4. Proof of the Spectral Theorem

We'll concentrate on the $2 \times 2$ case.

Problem DD-10. For a general symmetric matrix $\left[\begin{array}{cc}a&b\\ b&d\end{array}\right]$,

(a) find the eigenvalues in terms of $a,b,d$. (You will need to use the quadratic formula to get the roots of the characteristic polynomial.) Simplify algebraically to show that the discriminant (the part inside the square root) is the sum of two squares.

(b) How do you know from (a) that the eigenvalues are real?

(c) Show that if the two eigenvalues are equal, then the matrix is a scalar matrix. (Method: Notice that the eigenvalues are equal when the discriminant is zero.)

Now for perpendicularity of eigenvectors:

$Proposition.$ If $A$ is a symmetric matrix, then two eigenvectors belonging to distinct eigenvalues are perpendicular.

Problem DD-11. Show that if $A$ is symmetric, then for any two vectors u$,$v we have $\langle$   u$, A$v$\rangle = \langle A$u$,$   v$\rangle$.

(Method: If we regard u$,$v as column vectors, $\langle$   u$,$   v$\rangle =$   u$^ t$   v.
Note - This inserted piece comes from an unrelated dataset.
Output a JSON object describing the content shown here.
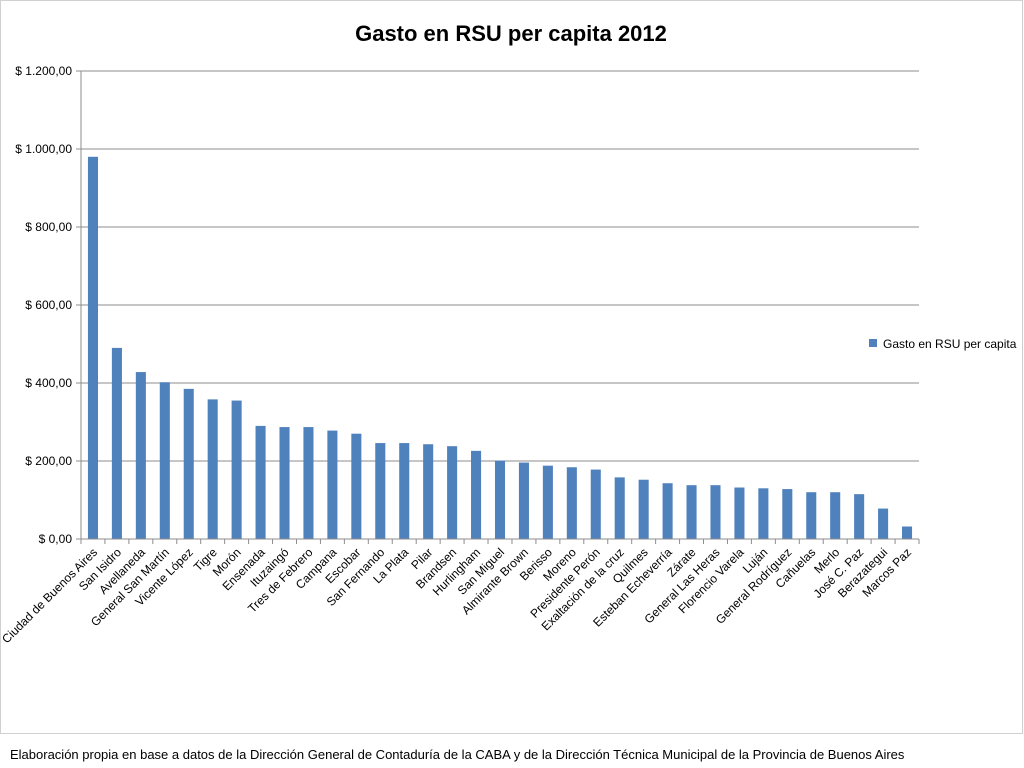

What happens when you put $A$ in, in either location?)

Now to prove the Proposition:

If $A$   v$_ 1 = \lambda _ 1$   v$_ 1$ and $A$   v$_ 2 = \lambda _ 2$   v$_ 2$ and $\lambda _ 1 \neq \lambda _ 2$, then start from

$\langle A$   v$_ 1,$   v$_ 2 \rangle = \langle$   v$_ 1, A$   v$_ 2 \rangle$. This becomes

$\langle \lambda _ 1$   v$_ 1,$   v$_ 2 \rangle = \langle$   v$_ 1, \lambda _ 2$   v$_ 2 \rangle$. Since the dot product is linear in each entry, we get

$\lambda _ 1 \langle$   v$_ 1,$   v$_ 2 \rangle = \lambda _ 2 \langle$   v$_ 1,$   v$_ 2 \rangle$. Then

$(\lambda _ 1 - \lambda _ 2)\langle$   v$_ 1,$   v$_ 2 \rangle = 0$.

Since $\lambda _ 1 - \lambda _ 2 \neq 0$, we must have $\langle$   v$_ 1,$   v$_ 2 \rangle = 0$. Therefore v$_ 1 \perp$   v$_ 2$.

How does all this prove the Spectral Theorem for a $2 \times 2$ matrix $A$? You know from Problem DD- that the eigenvalues are real. Also, from the same problem you know that if the eigenvalues are equal then $A$ is already diagonal, so you can diagonalize it using $I$, which is a rotation. On the other hand, if the eigenvalues are different, then the Proposition shows that the eigenvectors are perpendicular. Now you can make the matrix $P = [$v$_ 1 \vert$v$_ 2]$, scale the lengths of the columns to make them length 1, and then negate v$_ 2$ if necessary to make the determinant be 1.